Any political activity in Cambridge?
Almost none at all. Only once. I was once used when, after Oxford Union had voted that they would not fight for king and country, Churchill came to Cambridge in order to make sure that Cambridge would do so. And I was recruited as one of those who stood at the door, and when anybody said they were not for fighting for king and country, we pushed them away and kept them out. Perhaps that was why I became a whip later on.
Presenter asks
18:22What does being a whip involve?
You need to know about the procedures of Parliament, how Parliament works. You need to know about people. You need to be interested in people. And you need to know how you can persuade people to do things perhaps sometimes they don't particularly want to do. And indeed, how to report to other people what the feeling of your party is. In fact, learning about how Parliament works and how a party and how a successful party combines as a team in Parliament.
Presenter asks
27:34Would you like to have a go [at being Prime Minister] yourself?

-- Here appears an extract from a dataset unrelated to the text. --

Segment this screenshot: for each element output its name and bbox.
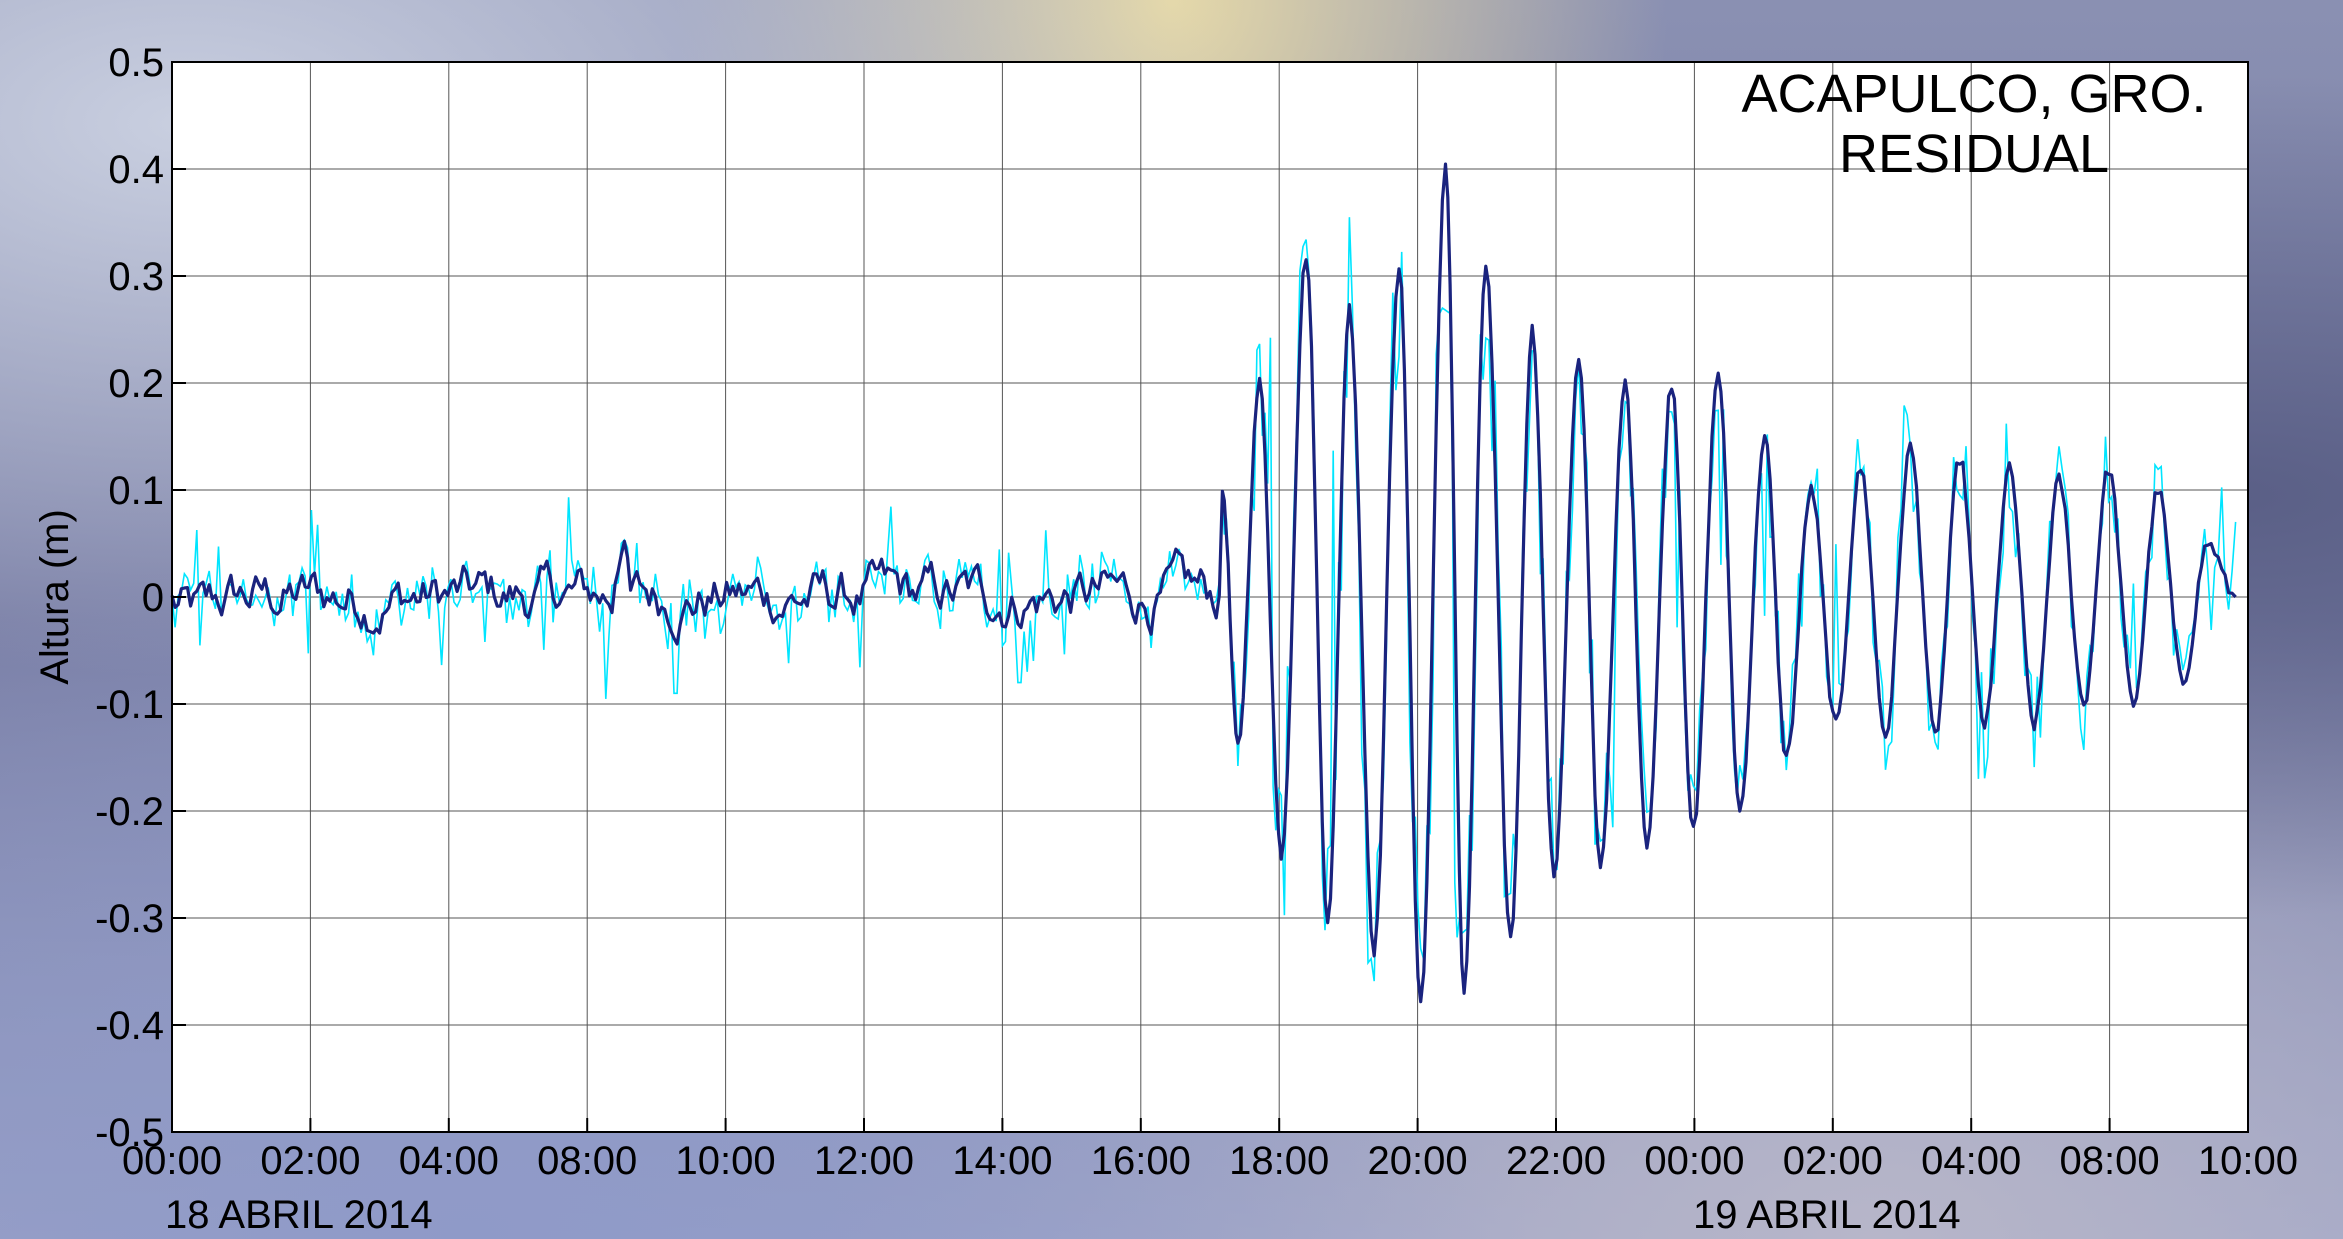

I suppose everybody in politics in a way would like to be Prime Minister, of course. But at the same time, I have served, as you rightly say, very closely in different capacities, three, and I do understand some of the terrible difficulties of the job. And, quite frankly, I realise the agonies that can be for being at the very top. I actually thoroughly enjoy the job I've got at the moment. I um enormous admirer of Margaret Thatcher, the present Prime Minister, and I've no desire to see her do anything other than remain Prime Minister for a very long time.
“I actually can't [think of one thing I would be happy to get away from]. For the curious reason that I do enjoy being with people, I simply hate being alone. Nothing I hate more.”
“In those days I was a soldier doing and carrying through the policies which the politicians devised. And when I was at that end of the scale I couldn't understand what on earth the politicians thought they were doing. Once I became a politician I was always very conscious that probably the soldiers didn't know what on earth they thought I was doing.”
“I make no secret of the fact. Of course, I am emotional. I feel emotionally about issues, and particularly about people. I've always felt about people. People mean a great deal to my life, and the people who work for me and people around me mean a great deal to me, always have.”